Saturday, October 29, 2011

99 versus 1

We have passed a little bit of water under the keel since I last posted, and by all rights I should catch up on events that have taken place in order since I last left off. And I probably will, eventually; at the moment, I just wanted to make a brief, topical note on some musings that came to mind this weekend at a yacht club event we are attending.

This is going on during the Occupy Wall Street protests, of course, and our club event is just down the street from one, so to speak, at Bell Harbor Marina on the Seattle waterfront. Occupy Seattle is about six blocks up, in Westlake Park.

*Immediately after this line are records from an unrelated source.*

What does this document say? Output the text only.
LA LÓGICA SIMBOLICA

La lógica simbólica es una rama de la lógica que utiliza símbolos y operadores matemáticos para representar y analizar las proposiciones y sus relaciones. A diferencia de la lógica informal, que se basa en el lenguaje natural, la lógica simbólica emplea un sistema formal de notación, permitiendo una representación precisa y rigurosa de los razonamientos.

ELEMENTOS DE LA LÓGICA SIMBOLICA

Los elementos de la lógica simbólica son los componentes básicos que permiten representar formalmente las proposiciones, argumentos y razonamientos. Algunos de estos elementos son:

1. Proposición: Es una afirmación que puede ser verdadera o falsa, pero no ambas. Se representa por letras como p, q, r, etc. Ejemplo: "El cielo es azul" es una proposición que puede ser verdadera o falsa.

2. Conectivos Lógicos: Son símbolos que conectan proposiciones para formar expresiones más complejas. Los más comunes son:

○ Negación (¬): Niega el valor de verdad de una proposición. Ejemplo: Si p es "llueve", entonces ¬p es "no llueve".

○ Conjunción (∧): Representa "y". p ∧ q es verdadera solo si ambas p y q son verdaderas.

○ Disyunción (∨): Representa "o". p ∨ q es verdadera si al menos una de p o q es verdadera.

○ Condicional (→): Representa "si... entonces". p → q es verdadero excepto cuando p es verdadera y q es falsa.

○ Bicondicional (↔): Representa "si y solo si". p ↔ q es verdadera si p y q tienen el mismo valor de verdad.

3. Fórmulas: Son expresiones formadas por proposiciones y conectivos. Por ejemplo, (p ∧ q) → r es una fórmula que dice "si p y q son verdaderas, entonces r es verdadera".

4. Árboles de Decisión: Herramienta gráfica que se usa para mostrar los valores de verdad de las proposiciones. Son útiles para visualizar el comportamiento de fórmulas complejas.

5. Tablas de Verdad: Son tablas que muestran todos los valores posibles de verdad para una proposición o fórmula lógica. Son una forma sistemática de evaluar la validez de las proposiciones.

Mandy and I wandered by there this morning. It has been looking emptier and emptier each time I have seen it recently. The last time, there were more cops than protesters. This morning, a handful of protesters, looking cold and miserable, and one officer idling in a patrol car. Apparently, the threat has dissipated.

It got me thinking, though, about how it must seem on the face of it that anyone belonging to a yacht club, and owning a boat, is certainly in or approaching that top one percent, wealthy folks with cash to burn. But that's not our club; the dues, obviously, are reasonable enough for us to afford, and we're not winning any prizes in the economic rat race. Just about everyone else in the club is blue-collar or retired blue-collar. Our 33 footer is in about the upper middle of the pack in this crowd. No mega-yachts or billionaires here.

Yet we're at a marina this weekend that clearly caters to such folks. Bell Harbor is charging $1.35 a foot at a time of year when most places are closer to $.50. The marina is run by the Port of Seattle, which is who runs Shilshole, our home port, but the differences couldn't be more stark. At Shilshole, the restrooms are old, dingy, and in need of re-grouting. The toilet paper is the thin tissue paper stuff that comes in massive rolls that they probably bring in by the fork-lift load. The showers are equally dingy, the water takes forever to warm up, it dribbles out, and you pay a quarter for every two minutes for the privilege.

Here at Bell Harbor, they have real toilet paper, the showers are free, separate, hot, and sparkling. For the first time in my entire life, I took a shower in a place with a gauge that shows the water temperature. There's a video screen with tourist information at the head of the dock. Obviously this isn't to cater to the average joe; and indeed, our tiny little boats are dwarfed by some of the mega-yachts in here right now.

But what I was thinking was, if they introduced such amenities at Shilshole, they would quickly be abused or defiled. The toilet paper would cost them an arm and a leg to keep up. Free unlimited showers would mean someone forgetting to turn off the spigot and similarly costing them a lot of money. Some kid would break the video screen. And it would take an army to keep it all clean and shiny.

That's not because us 99 percenters up at Shilshole are willfully abusive; it's just what happens when a lot of people are using pretty nice things. They just don't get kept up as much as is needed. If you wanted to have such nice stuff, it would become cost-prohibitive... it couldn't be done, even with all the wealth of the one percent. There are just too many of us, and not enough stuff to go around.

There is definitely a problem with the distribution of wealth in this country, but I don't think that spreading it around more evenly is necessarily going to raise our standards of living all that much. What the solution is, I don't know. I am not sure OWS does, either.